Marriage is about Criteria, But loving someone is another level
menikah itu tentang kriteria, dan itu memang benar. disamping kita ini hidup dengan standar standar, ya gimana ngga’ kriteria ya bok kita mau pindah kostan aja pake kriteria ini itu dan harus menghitung keyakinan! it's very very weird when you don’t do that for the lifetime big deal! 

you want someone handsome, smart, pengusaha juga etc, etc, etc. what wrong about that? itu semua hanyalah sebuah paragraf panjang diferensial dari ajaran Rasul bahwa menikah memang sudah seharusnya sekufu. variabel variabel tersebut memang harus ada, walau tidak harus semuanya menjejak nilai maksimum dalam skalanya, tapi jelas harus ada. 

kalo kata anak 90-an, menikah itu cari yang sevisi, biar bisa diajak ngobrol dan diskusi bukan cuma berlarian kesana kemari dan tertawa. ya kalo ngga’ bisa diajak ngobrol gimana?. haruskah ku lari ke hutan dan belok ke pantai? 
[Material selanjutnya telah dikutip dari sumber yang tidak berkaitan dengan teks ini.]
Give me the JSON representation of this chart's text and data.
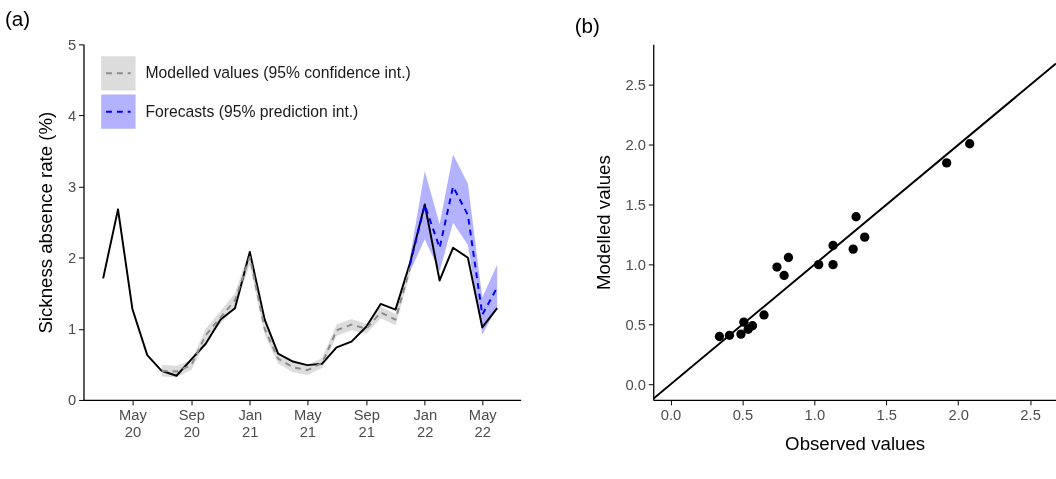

everyone deserve to have someone as smart her/him, someone handsome/beautiful as her/him. someone wise, a gentleman. to get what you want, you have to deserve what you want. The world is not yet a crazy enough place to reward a whole bunch of undeserving people. (Charlie Munger) film disney princess itu selalu laku dari taun ke taun ya salah satu alasannya adalah inti dari cerita percintaan pangeran dan sang putri, they get married with someone they deserve. kagak bakal Princess Belle segitu exited-nya sama Adam (Beast) kalo dia enggak suka baca. dan tentu saja, kalo si Adam enggak pinter!

apa yang salah dari seorang wanita yang ngga’ mau diajak susah setelah sekian tinggi disekolahkan orang tuanya dan tetap bangkit setelah dibantai di sidang proposal? atau mengeliminasi pilihan cowok yang cuma mau didampingi berjuang dari bawah sampai menjejak titik mapan padahal tidak ada yang mendampingi si mbak saat sengsara selain orang tua, saudara dan sahabatnya sahabatnya? 

tidak ada yang salah tentang itu. yang salah adalah cowok cowok yang terlalu partriarkis. 

but, after all of this we have to always remember that loving someone is another level. hati yang kembali memiliki dinamika dengan segala perasaan perasaannya. perasaan bersemangat dan exited saat memperhatikan seseorang dalam diam, perasaan mengagumi yang tak sudah sudah dan sensasi jantung berdebar debar dan butterfly on stomach. perasaan sebel dan panas karena sedang terserang jealous attack dan hati yang menghangat saat menbaca pesan singkat. intinya, selogis apapun kita, kita ngga’ boleh munafik. believe or not, perasaan kek begitu itu mahal.

kita hidup dengan hati dan kepala. untuk itu kita butuh rasa dan kriteria. kita boleh eneg sampe kaya apaan sama orang orang yang sok pintar, tetapi kita juga ngga’ boleh membohongi hati ketika terkesan dengan pribadi berkelas.

terlepas dari segalanya, lembutkan hati untuk mencintai sekali lagi.  

jadi, kapan nikah?.
saya menikah kalo saya sudah ketemu jodoh saya. dan saya menikah kalau sudah waktunya. intinya, saya menikah kalo sudah takdir. as simple as that!